The Princeton Perspective Project aims to normalize student struggles and failures
Tilted Facebook images of students and Nassau Hall reinforce the PPP’s “new perspective” message.
Tilted Facebook images of students and Nassau Hall reinforce the PPP’s “new perspective” message.
Photos courtesy Princeton Perspective Project; poster, far left, design by Simon Wu ’17

During his freshman year, Cason Crane ’17 found himself dealing with many new emotions, and not all of them were positive. He found it difficult to make friends, while all of his peers appeared to be socializing and meeting new people. He felt sad, lonely, and like he was the only one struggling.

“I would be in the study room doing work, and when I would finish my work and had the option to go out and join my friends, I just couldn’t get myself to move because I felt like I was the only one in my position and that everyone else was off having fun and I wasn’t a part of it,” Crane said.

In recent years, this idea of “effortless perfection” — pressure to do everything well (academics, extracurricular activities, and social life) without any setbacks along the way — has become part of the Princeton experience for many students.

A new initiative on campus, the Princeton Perspective Project (PPP), is working to normalize feelings of failure and struggle among students — feelings that, according to Undergraduate Student Government President Shawon Jackson ’15, are all too common.

“Effortless perfection affects everyone because everyone at Princeton wants to do really well and has high standards,” Jackson said. “You see people getting awarded at graduation ceremonies, or getting academic awards, and you start comparing their public successes with your private failures. And that comparison is really dangerous.”

The director of student life at Butler College, Alexis Andres, one of the administrators spearheading the project, researched the effects of effortless perfection for her Ph.D. at the University of Virginia and found that UVA students who spent a significant amount of energy concealing their emotions and effort were more likely to suffer from anxiety and depression than other students.

PPP co-sponsor and Associate Dean for Campus Life Tara Christie Kinsey ’97 said the goal of the project is to promote the idea that it’s normal and productive to feel lonely and experience setbacks as part of the learning process. She hopes it will result in a more “failure-friendly” campus, reversing the trend of recent years.

“The smaller the percentage of people admitted, the more unworthy people feel,” she said. “There’s the idea of ‘I’m one of the 7 percent [admitted], so I have to live up to that 7 percent.’ ” 

On Nov. 3, the PPP launched its website, perspective.princeton.edu, which includes video testimonials from Princeton students reflecting on their experiences, links and information for students looking for help, and news about campus events and groups organized to frame failure as healthy and to help students realize they’re not alone in feeling inadequate. 

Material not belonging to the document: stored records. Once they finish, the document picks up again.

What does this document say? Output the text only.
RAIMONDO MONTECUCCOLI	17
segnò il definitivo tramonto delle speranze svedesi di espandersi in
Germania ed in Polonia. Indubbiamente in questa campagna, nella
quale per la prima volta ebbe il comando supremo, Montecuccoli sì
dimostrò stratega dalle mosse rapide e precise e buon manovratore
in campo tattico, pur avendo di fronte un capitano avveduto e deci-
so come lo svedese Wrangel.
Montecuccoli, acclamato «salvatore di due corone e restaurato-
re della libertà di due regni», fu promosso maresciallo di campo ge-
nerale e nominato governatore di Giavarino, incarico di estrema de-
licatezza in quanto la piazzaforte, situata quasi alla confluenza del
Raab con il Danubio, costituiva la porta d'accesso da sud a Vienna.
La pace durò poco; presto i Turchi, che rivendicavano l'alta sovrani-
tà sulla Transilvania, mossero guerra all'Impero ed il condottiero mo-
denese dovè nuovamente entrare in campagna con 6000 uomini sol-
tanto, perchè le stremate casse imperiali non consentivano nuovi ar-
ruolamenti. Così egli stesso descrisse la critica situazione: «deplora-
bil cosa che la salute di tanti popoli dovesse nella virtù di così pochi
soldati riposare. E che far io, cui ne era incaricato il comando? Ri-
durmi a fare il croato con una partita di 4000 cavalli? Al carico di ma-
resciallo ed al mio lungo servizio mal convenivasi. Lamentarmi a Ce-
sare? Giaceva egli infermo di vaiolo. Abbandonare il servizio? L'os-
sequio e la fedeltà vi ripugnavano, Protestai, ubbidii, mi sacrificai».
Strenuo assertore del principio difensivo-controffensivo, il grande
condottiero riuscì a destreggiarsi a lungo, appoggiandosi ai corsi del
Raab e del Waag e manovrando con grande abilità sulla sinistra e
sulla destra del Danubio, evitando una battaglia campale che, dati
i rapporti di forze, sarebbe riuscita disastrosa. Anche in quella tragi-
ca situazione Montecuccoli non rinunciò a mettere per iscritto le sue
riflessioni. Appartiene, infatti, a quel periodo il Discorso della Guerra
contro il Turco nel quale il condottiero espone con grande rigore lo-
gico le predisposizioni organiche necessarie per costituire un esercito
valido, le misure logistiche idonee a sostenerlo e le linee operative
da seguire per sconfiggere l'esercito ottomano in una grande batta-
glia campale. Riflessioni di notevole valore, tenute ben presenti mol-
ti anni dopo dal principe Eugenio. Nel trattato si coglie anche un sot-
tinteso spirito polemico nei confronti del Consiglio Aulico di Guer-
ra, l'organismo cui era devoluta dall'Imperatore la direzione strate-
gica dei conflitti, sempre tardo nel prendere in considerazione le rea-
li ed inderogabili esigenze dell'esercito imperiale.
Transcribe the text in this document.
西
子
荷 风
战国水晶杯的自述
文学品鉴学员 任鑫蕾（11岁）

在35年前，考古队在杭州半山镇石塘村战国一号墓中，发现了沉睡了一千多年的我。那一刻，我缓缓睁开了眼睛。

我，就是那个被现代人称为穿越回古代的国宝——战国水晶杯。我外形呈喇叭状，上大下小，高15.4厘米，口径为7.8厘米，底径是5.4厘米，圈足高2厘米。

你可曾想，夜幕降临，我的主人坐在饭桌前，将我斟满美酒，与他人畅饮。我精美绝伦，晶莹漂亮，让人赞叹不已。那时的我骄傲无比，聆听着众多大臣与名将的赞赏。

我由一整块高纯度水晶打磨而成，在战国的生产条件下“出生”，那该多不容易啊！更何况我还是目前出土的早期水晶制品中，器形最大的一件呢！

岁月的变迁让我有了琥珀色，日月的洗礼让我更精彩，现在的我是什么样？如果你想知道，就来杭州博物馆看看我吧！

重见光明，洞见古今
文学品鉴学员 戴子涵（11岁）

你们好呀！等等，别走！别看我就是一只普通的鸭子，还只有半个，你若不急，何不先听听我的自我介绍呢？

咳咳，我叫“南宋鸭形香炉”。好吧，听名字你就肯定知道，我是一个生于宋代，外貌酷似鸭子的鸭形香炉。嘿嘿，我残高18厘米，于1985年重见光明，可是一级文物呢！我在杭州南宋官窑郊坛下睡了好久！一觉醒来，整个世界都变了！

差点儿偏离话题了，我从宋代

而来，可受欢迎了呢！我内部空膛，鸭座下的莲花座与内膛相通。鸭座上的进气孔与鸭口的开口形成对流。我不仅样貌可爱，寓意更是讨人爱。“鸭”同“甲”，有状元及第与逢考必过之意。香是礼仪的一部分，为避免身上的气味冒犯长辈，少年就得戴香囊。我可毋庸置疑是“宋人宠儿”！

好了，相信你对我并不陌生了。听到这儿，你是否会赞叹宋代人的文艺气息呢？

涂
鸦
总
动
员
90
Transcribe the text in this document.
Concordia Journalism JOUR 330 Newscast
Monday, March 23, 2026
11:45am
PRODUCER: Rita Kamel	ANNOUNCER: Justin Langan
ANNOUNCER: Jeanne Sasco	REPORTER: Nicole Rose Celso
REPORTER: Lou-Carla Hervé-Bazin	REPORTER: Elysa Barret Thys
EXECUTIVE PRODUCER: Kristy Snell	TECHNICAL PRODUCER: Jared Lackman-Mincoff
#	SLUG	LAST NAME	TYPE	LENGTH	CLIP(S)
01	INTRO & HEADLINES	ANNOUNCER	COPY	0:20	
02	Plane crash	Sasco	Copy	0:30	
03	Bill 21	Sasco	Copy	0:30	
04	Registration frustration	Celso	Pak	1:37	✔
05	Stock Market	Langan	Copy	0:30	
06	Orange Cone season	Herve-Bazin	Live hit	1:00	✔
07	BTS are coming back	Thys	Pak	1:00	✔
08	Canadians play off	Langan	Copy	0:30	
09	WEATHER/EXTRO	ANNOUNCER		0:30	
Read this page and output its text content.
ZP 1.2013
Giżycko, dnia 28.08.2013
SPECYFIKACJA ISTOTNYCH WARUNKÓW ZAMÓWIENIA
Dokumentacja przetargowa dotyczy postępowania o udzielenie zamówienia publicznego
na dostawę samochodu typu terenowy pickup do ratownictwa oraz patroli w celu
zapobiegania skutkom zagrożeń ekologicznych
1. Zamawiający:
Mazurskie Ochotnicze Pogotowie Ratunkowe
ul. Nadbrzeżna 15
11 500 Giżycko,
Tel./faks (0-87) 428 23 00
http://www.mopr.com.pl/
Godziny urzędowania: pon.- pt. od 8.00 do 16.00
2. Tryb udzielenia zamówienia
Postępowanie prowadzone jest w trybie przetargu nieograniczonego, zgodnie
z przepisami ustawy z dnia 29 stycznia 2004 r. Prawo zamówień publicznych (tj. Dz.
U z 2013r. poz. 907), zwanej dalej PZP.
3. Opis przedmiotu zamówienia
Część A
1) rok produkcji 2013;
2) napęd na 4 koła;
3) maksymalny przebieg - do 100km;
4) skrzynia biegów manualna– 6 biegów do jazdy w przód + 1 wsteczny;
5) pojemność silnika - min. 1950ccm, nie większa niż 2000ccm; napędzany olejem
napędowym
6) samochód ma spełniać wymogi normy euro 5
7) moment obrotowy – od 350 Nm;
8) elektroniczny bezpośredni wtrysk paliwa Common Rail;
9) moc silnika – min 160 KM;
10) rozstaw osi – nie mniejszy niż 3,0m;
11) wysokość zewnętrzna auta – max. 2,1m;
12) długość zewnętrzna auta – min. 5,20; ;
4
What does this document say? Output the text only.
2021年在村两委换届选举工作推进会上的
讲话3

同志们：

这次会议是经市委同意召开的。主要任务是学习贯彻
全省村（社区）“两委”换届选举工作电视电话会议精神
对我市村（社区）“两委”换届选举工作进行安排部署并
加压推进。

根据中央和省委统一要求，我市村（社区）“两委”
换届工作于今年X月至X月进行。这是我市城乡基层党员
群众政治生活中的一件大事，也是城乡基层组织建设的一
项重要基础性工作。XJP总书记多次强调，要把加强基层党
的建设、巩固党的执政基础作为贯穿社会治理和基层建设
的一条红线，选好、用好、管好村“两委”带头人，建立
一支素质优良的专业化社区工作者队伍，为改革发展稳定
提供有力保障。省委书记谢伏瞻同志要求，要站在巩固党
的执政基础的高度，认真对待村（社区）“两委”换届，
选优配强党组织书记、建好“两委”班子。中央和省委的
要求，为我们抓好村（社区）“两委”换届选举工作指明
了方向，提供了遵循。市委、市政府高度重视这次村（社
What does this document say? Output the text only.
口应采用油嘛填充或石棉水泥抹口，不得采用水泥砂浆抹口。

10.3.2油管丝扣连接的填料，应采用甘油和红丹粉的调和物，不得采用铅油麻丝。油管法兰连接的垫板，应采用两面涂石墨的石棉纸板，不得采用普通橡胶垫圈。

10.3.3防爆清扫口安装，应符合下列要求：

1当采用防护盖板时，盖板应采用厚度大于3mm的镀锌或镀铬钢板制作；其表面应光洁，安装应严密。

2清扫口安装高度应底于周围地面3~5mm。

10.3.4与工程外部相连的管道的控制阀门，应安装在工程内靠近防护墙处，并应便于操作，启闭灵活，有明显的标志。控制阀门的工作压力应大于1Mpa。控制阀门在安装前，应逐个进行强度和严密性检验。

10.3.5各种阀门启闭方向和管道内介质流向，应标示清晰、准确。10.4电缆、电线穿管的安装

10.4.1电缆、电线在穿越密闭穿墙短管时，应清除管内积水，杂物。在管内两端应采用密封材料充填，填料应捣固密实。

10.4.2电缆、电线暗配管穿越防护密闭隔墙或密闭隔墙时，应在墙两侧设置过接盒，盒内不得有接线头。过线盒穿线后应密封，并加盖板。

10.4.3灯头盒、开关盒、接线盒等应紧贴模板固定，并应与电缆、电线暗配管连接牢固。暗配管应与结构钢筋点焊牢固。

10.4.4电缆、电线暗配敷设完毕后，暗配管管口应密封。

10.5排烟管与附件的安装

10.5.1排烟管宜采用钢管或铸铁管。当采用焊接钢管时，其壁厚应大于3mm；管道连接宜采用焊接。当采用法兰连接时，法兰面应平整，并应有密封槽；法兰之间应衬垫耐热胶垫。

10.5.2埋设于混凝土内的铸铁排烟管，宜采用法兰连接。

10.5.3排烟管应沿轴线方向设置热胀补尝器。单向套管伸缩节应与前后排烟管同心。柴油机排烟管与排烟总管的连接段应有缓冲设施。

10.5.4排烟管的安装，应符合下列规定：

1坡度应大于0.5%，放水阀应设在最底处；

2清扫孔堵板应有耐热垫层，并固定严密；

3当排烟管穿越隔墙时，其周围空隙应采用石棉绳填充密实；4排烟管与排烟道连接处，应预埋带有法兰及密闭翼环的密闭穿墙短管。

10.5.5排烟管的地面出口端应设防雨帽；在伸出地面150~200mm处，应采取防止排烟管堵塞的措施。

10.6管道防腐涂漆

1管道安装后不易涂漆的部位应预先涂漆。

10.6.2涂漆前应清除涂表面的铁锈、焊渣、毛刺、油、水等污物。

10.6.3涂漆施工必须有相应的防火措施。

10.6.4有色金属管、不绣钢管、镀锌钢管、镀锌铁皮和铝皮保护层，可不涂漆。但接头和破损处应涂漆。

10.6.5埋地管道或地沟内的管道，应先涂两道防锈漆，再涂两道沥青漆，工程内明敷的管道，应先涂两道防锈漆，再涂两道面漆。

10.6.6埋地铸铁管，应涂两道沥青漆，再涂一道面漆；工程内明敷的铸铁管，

More than than 140 students changed their Facebook profile pictures in November to a black-and-white tilted headshot photo inscribed with the project’s motto, “Same Princeton, New Perspective,” to raise awareness about the initiative. 

In addition to a series of events in which students will have the opportunity to speak candidly about their struggles with effortless perfection, Jackson said the USG is planning a student-speaker summit for the spring, which will be similar to a TED Talk, as a way to keep the conversation going. Down the road, he hopes to include stories on the website from faculty, staff, and alumni about their dealings with failure and struggle.

“Princeton knocks you down before it builds you up,” Crane said. “But it’s all a universal part of the Princeton experience.”